All things considered, though, there could hardly have been a more stimulating double bill, and this was the sort of programme the Telepix has been serving up all fall. Our own Brattle has fallen on evil days. Glutted with ten-month old "revivals" like Our Man in Havana and larded at either end with saponaceous strains of Muzak, our once beloved theatre sounds like the Waldorf until the lights go off, and from there on out there's little to do but yawn and beat it as the projectionist trots out either second-rate foreign films like Rosemary or recently produced box-office certainties like Orfeu Negro.

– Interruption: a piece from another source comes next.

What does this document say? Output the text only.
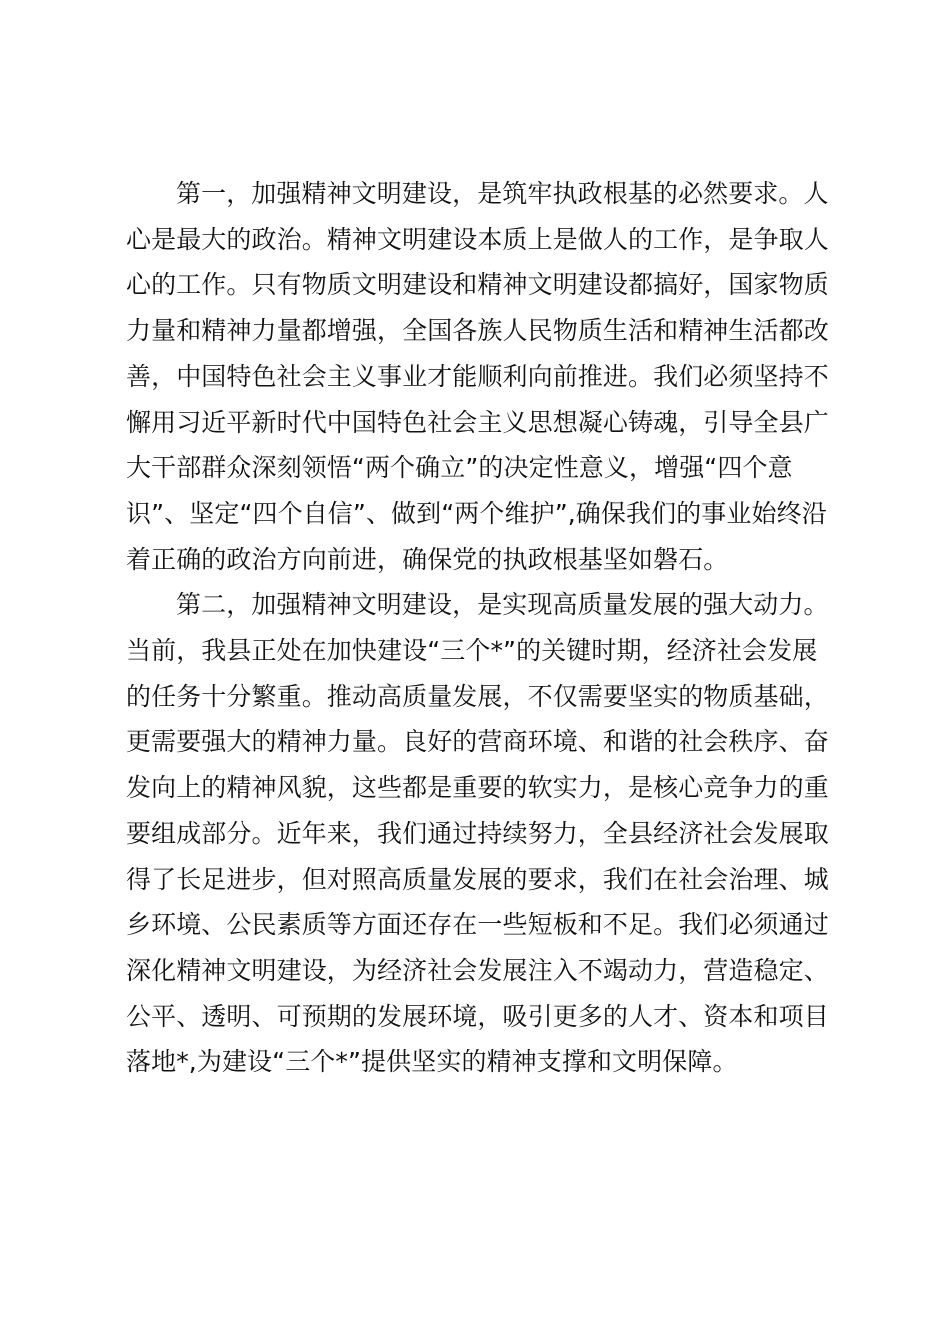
第一，加强精神文明建设，是筑牢执政根基的必然要求。人心是最大的政治。精神文明建设本质上是做人的工作，是争取人心的工作。只有物质文明建设和精神文明建设都搞好，国家物质力量和精神力量都增强，全国各族人民物质生活和精神生活都改善，中国特色社会主义事业才能顺利向前推进。我们必须坚持不懈用习近平新时代中国特色社会主义思想凝心铸魂，引导全县广大干部群众深刻领悟“两个确立”的决定性意义，增强“四个意识”、坚定“四个自信”、做到“两个维护”,确保我们的事业始终沿着正确的政治方向前进，确保党的执政根基坚如磐石。

第二，加强精神文明建设，是实现高质量发展的强大动力。当前，我县正处在加快建设“三个*”的关键时期，经济社会发展的任务十分繁重。推动高质量发展，不仅需要坚实的物质基础，更需要强大的精神力量。良好的营商环境、和谐的社会秩序、奋发向上的精神风貌，这些都是重要的软实力，是核心竞争力的重要组成部分。近年来，我们通过持续努力，全县经济社会发展取得了长足进步，但对照高质量发展的要求，我们在社会治理、城乡环境、公民素质等方面还存在一些短板和不足。我们必须通过深化精神文明建设，为经济社会发展注入不竭动力，营造稳定、公平、透明、可预期的发展环境，吸引更多的人才、资本和项目落地*,为建设“三个*”提供坚实的精神支撑和文明保障。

If the Brattle has any serious thoughts of remaining a quality theatre, it will have to begin showing the best of first-run films and reviving movies that are old enough to deserve resuscitation. Its schedule this reading period underline the problem. The Apu trilogy goes on next week. Pather Panchali, the earliest of the three, appeared here within the last two years and The World of Apu was released only last spring. As if this were not enough effrontery, the Brattle management has also planned to exhibit John Cassavetes' Shadows, which is a truly fine film, certainly, but the Telepix had it just two months ago. And, lowest blow of all, there will be no Bogart festival this reading period, so that hundreds of members of the Class of 1965 will go through their first exams in Cambridge without seeing Casablanca. Yes, freshmen, there was a Bogey, but he is dead.